Co-sponsor Rep. Mike Thompson, D-Calif., said the bill faced its best chance of passage first in the Senate, but if he allowed the opposition of Republican colleagues in the House to deter him, “I might as well stay home.

“This is something that would be tough even in good business times,” he said. “This is not only a good thing to do to ensure proper water flows for the fishing community and the farming community. This is something that creates some 4,000 jobs.”

PacificCorp spokesman Bob Gravely said if dam removal does not go through, the utility would be faced with paying even more money to qualify the dams for relicensing.

“If this doesn”t happen, we can”t just say, ”Oh well, let”s continue as if nothing happened,”” he said. “We negotiated this deal as the best way out of the situation for our customers. For now we just remain committed to it and hope to get the bill passed in the Senate to keep it alive.”
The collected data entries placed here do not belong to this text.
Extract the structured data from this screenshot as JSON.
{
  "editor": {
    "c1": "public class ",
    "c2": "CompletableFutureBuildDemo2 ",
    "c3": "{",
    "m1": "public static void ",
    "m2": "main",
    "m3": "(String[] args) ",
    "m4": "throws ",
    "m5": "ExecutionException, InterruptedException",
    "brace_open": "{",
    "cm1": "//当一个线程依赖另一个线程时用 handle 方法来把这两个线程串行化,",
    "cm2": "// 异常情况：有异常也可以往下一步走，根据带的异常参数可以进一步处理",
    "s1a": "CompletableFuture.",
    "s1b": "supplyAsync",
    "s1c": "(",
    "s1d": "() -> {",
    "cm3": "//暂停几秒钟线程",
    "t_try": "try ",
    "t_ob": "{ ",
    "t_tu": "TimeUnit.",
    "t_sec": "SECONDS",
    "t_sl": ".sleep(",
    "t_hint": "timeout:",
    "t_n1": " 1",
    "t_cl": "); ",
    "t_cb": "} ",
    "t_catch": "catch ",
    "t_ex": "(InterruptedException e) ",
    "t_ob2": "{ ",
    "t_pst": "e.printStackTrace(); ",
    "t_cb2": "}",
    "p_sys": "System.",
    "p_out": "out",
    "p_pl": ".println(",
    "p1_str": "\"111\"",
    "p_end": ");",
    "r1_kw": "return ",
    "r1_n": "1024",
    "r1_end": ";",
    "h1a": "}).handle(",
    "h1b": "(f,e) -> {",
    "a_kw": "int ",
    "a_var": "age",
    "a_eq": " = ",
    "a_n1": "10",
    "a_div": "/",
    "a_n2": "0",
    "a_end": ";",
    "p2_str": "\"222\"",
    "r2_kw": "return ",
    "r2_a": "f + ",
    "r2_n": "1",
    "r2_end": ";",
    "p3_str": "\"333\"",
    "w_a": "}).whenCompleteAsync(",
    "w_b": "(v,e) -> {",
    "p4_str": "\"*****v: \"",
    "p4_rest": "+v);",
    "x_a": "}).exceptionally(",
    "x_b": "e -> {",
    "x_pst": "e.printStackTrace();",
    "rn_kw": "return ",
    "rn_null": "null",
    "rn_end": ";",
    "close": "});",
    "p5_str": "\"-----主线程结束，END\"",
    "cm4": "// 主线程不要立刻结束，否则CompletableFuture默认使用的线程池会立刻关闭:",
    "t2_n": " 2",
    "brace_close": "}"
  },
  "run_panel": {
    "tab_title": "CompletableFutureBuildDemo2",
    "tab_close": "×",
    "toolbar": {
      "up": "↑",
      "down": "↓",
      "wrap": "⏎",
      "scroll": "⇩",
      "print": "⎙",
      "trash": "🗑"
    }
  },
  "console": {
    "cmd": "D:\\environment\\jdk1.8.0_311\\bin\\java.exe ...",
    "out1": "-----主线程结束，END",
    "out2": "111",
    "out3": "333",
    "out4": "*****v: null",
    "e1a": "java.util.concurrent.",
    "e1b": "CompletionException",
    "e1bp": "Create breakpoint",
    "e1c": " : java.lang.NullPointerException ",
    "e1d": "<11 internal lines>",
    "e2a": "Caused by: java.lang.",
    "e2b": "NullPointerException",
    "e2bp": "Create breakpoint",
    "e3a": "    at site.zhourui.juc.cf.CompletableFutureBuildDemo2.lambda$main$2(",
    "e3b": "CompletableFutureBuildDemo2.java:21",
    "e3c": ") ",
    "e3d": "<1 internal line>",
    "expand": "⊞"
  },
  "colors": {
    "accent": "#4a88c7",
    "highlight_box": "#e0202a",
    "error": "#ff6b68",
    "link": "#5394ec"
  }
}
The agreements were signed in ceremonies in the rotunda of the Oregon Capitol in Salem in 2010 by Oregon and California, tribes, conservation groups and farmers to end decades of battles over sharing scarce water between farms on a federal irrigation project and fish protected by the Endangered Species Act.
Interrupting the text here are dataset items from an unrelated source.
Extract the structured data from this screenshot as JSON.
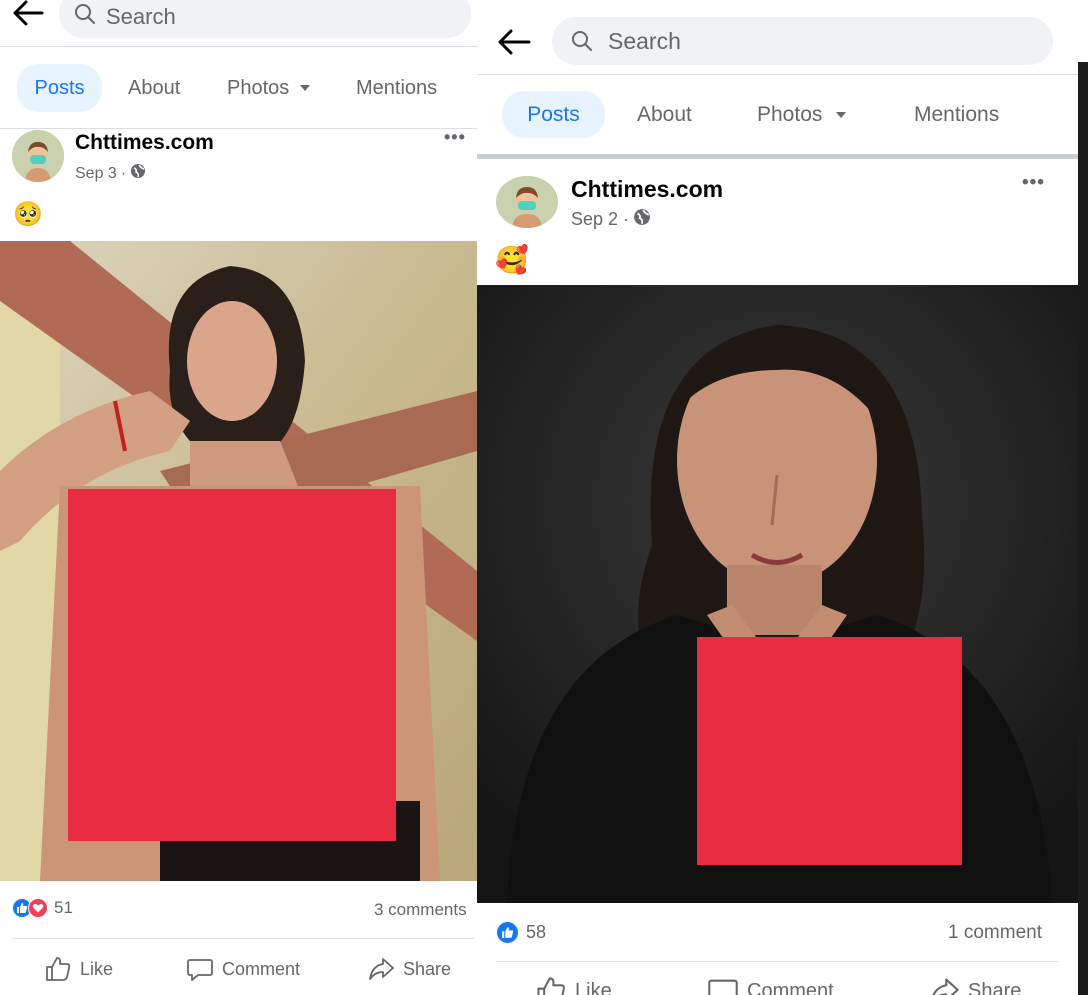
{
  "search": {
    "placeholder": "Search"
  },
  "tabs": [
    {
      "label": "Posts",
      "active": true
    },
    {
      "label": "About",
      "active": false
    },
    {
      "label": "Photos",
      "active": false,
      "has_dropdown": true
    },
    {
      "label": "Mentions",
      "active": false
    }
  ],
  "posts": [
    {
      "author": "Chttimes.com",
      "date": "Sep 3",
      "separator": "·",
      "emoji": "🥺",
      "reactions": {
        "icons": [
          "like",
          "love"
        ],
        "count": "51"
      },
      "comments": "3 comments",
      "actions": [
        "Like",
        "Comment",
        "Share"
      ]
    },
    {
      "author": "Chttimes.com",
      "date": "Sep 2",
      "separator": "·",
      "emoji": "🥰",
      "reactions": {
        "icons": [
          "like"
        ],
        "count": "58"
      },
      "comments": "1 comment",
      "actions": [
        "Like",
        "Comment",
        "Share"
      ]
    }
  ],
  "colors": {
    "accent": "#1877f2",
    "tab_active_bg": "#e7f3ff",
    "censor": "#e82c41",
    "love": "#f33e58",
    "muted": "#65676b"
  }
}
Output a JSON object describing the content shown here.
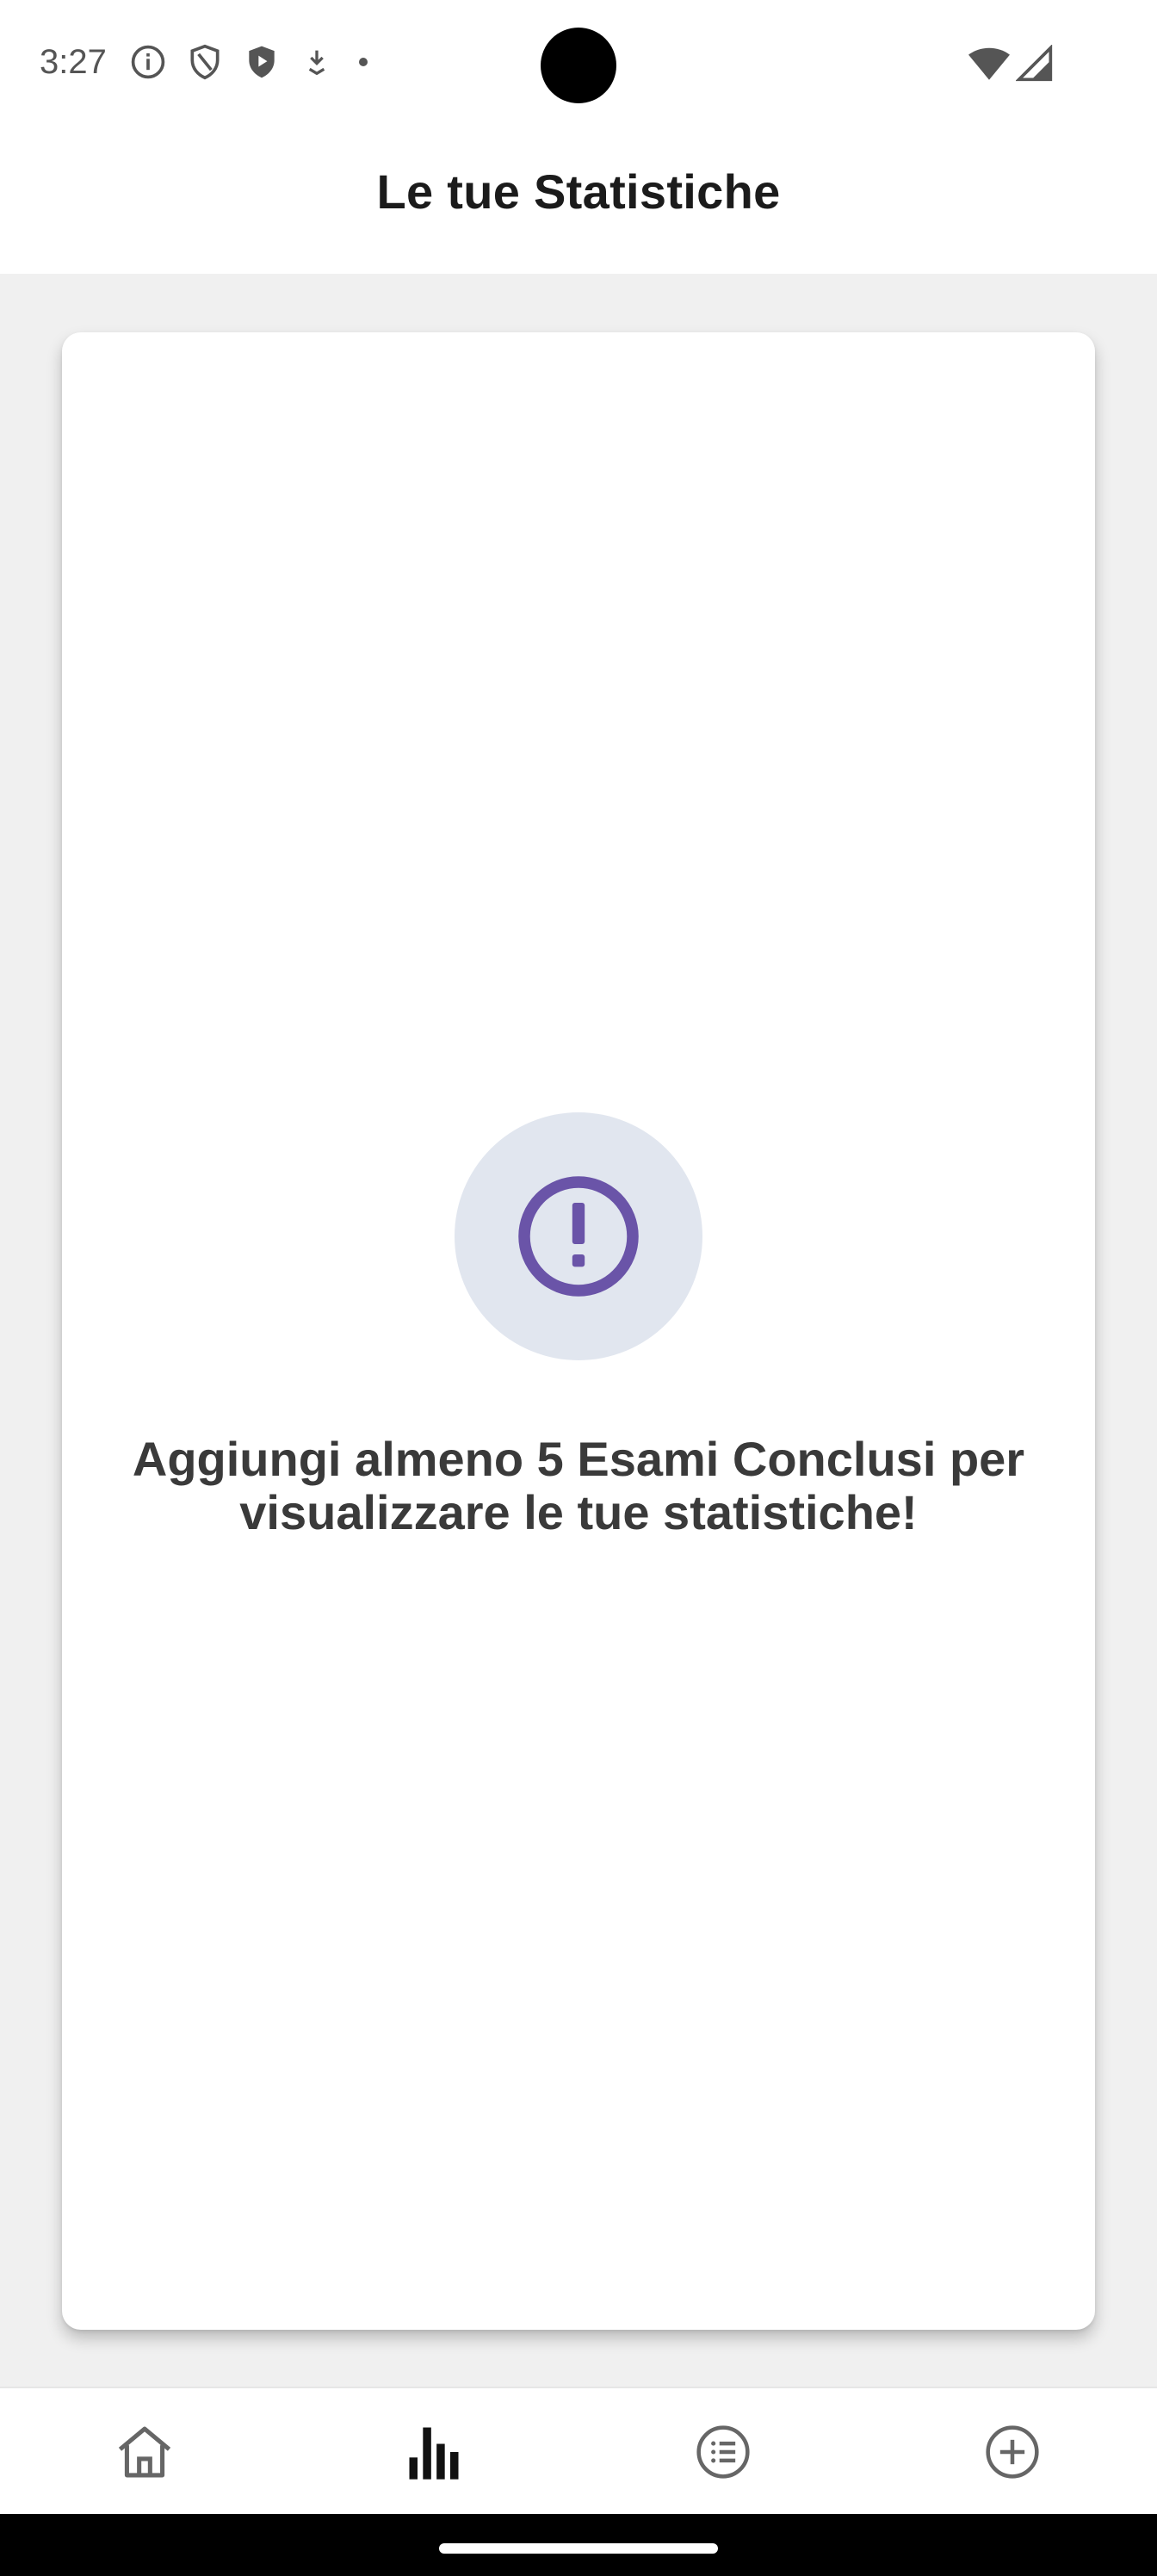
{
  "status_bar": {
    "time": "3:27",
    "icons": [
      "info-icon",
      "shield-outline-icon",
      "play-shield-icon",
      "download-icon",
      "dot-icon",
      "wifi-icon",
      "signal-icon"
    ]
  },
  "header": {
    "title": "Le tue Statistiche"
  },
  "empty_state": {
    "icon": "alert-circle-icon",
    "message": "Aggiungi almeno 5 Esami Conclusi per visualizzare le tue statistiche!",
    "icon_color": "#6a54a8",
    "icon_background": "#e1e6ef"
  },
  "bottom_nav": {
    "items": [
      {
        "icon": "home-icon",
        "selected": false
      },
      {
        "icon": "bar-chart-icon",
        "selected": true
      },
      {
        "icon": "list-icon",
        "selected": false
      },
      {
        "icon": "add-circle-icon",
        "selected": false
      }
    ]
  }
}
They are supported by farmers on the federal irrigation project, the Karuk and Yurok tribes, dam owner PacifiCorp, California salmon fishermen, and some conservation groups, such as American Rivers.

“This is a milestone,” Greg Addington, director of the Klamath Water Users Association, representing project farmers, said in an email. “It represents a significant step toward Klamath Project irrigators having a secure and dependable water supply — something they have not had for over a decade. Time now for Congress to step up to the plate.”
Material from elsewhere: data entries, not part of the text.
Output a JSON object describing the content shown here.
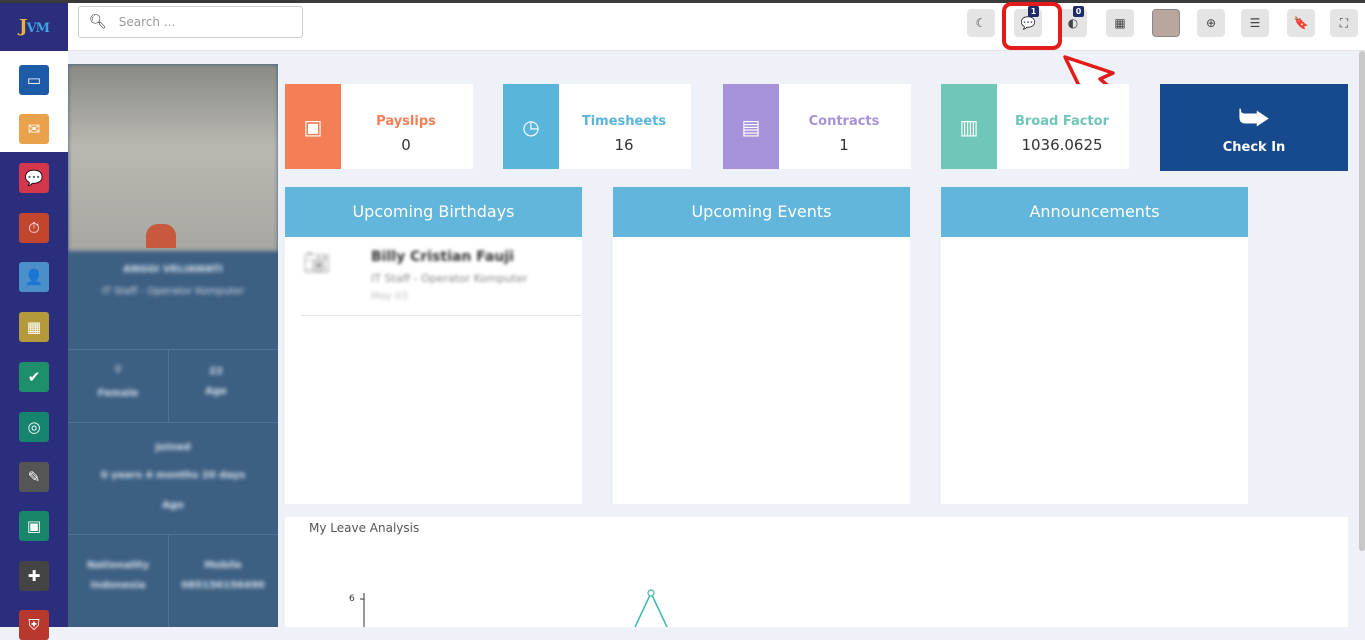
{
  "app": {
    "logo_text": "JVM"
  },
  "topbar": {
    "search_placeholder": "Search ...",
    "buttons": [
      {
        "name": "theme-toggle",
        "icon": "moon-icon",
        "glyph": "☾"
      },
      {
        "name": "chat",
        "icon": "chat-icon",
        "glyph": "💬",
        "badge": "1"
      },
      {
        "name": "notifications",
        "icon": "eye-icon",
        "glyph": "◐",
        "badge": "0"
      },
      {
        "name": "calculator",
        "icon": "calculator-icon",
        "glyph": "▦"
      },
      {
        "name": "user-avatar",
        "icon": "avatar-icon",
        "glyph": ""
      },
      {
        "name": "language",
        "icon": "globe-icon",
        "glyph": "⊕"
      },
      {
        "name": "menu",
        "icon": "menu-icon",
        "glyph": "☰"
      },
      {
        "name": "bookmark",
        "icon": "bookmark-icon",
        "glyph": "🔖"
      },
      {
        "name": "fullscreen",
        "icon": "fullscreen-icon",
        "glyph": "⛶"
      }
    ]
  },
  "sidebar": {
    "items": [
      {
        "name": "dashboard",
        "icon": "monitor-icon",
        "color": "#1d5aa8"
      },
      {
        "name": "mail",
        "icon": "mail-icon",
        "color": "#e9a14b"
      },
      {
        "name": "messages",
        "icon": "chat-bubble-icon",
        "color": "#d4364b"
      },
      {
        "name": "timer",
        "icon": "stopwatch-icon",
        "color": "#c2452e"
      },
      {
        "name": "users",
        "icon": "user-clock-icon",
        "color": "#4a8fc9"
      },
      {
        "name": "calendar",
        "icon": "calendar-icon",
        "color": "#b49a3a"
      },
      {
        "name": "monitor-check",
        "icon": "screen-check-icon",
        "color": "#1f8f6b"
      },
      {
        "name": "dashboard-gauge",
        "icon": "gauge-icon",
        "color": "#17846f"
      },
      {
        "name": "notes",
        "icon": "edit-icon",
        "color": "#555555"
      },
      {
        "name": "contacts",
        "icon": "contact-card-icon",
        "color": "#19866a"
      },
      {
        "name": "plugins",
        "icon": "puzzle-icon",
        "color": "#444444"
      },
      {
        "name": "more",
        "icon": "shield-icon",
        "color": "#b8382e"
      }
    ]
  },
  "profile": {
    "name": "ANGGI VELIAWATI",
    "role": "IT Staff - Operator Komputer",
    "gender_label": "Female",
    "age_value": "22",
    "age_label": "Age",
    "joined_label": "Joined",
    "tenure": "0 years 4 months 20 days",
    "tenure_label": "Ago",
    "nationality_label": "Nationality",
    "nationality_value": "Indonesia",
    "mobile_label": "Mobile",
    "mobile_value": "085156156490"
  },
  "stats": [
    {
      "name": "payslips",
      "title": "Payslips",
      "value": "0",
      "icon": "money-icon",
      "glyph": "▣",
      "color": "#f47f57"
    },
    {
      "name": "timesheets",
      "title": "Timesheets",
      "value": "16",
      "icon": "clock-icon",
      "glyph": "◷",
      "color": "#5ab5dc"
    },
    {
      "name": "contracts",
      "title": "Contracts",
      "value": "1",
      "icon": "book-icon",
      "glyph": "▤",
      "color": "#a592d8"
    },
    {
      "name": "broad-factor",
      "title": "Broad Factor",
      "value": "1036.0625",
      "icon": "bar-chart-icon",
      "glyph": "▥",
      "color": "#6fc6b9"
    }
  ],
  "checkin": {
    "label": "Check In",
    "icon": "sign-in-icon"
  },
  "panels": {
    "birthdays": {
      "title": "Upcoming Birthdays",
      "person_name": "Billy Cristian Fauji",
      "person_role": "IT Staff - Operator Komputer",
      "person_date": "May 03"
    },
    "events": {
      "title": "Upcoming Events"
    },
    "announcements": {
      "title": "Announcements"
    }
  },
  "leave": {
    "title": "My Leave Analysis",
    "y_tick": "6"
  },
  "colors": {
    "sidebar": "#2b2e7c",
    "panel_header": "#62b6dc",
    "checkin": "#174a8c",
    "highlight": "#e21b1b"
  }
}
But the Hoopa Tribe, farmers off the irrigation project, Siskiyou County supervisors and Oregon Wild, a conservation group, have opposed them. Rep. Tom McClintock, R-Calif., won a House vote on blocking the agreements by removing funding for key scientific studies, and Rep. Wally Herger, R-Calif., has questioned the science and job numbers supporting dam removal.

“The full House voted earlier this year against proceeding with the Klamath dam removal,” McClintock said in a statement. “That precedent, and a $13 trillion national debt, speaks volumes on the chances of this legislation passing in the House over the next year.”

The bill would authorize the U.S. Department of Interior to decide whether to remove the four hydroelectric dams to open some 300 miles of spawning habitat to salmon blocked for a century and give farmers better assurances of irrigation water that was shut off during a drought in 2001 to protect threatened salmon.

When irrigation was restored in 2002, tens of thousands of adult salmon died before they could spawn in low and warm water conditions that spread disease.

An analysis by Interior found implementing the agreements would create more than 4,000 jobs in agriculture, restoration of salmon habitat, and boost commercial harvest of chinook salmon from the Klamath River.

For farmers on the Klamath Restoration project, the agreements call for stable minimum irrigation deliveries, help developing local power sources to pump water, and support for a drought management plan for low water years.

The agreements also set minimum flows for salmon and national wildlife refuges.

If approved next year by the secretary of Interior, actual removal of the dams would not start until 2020.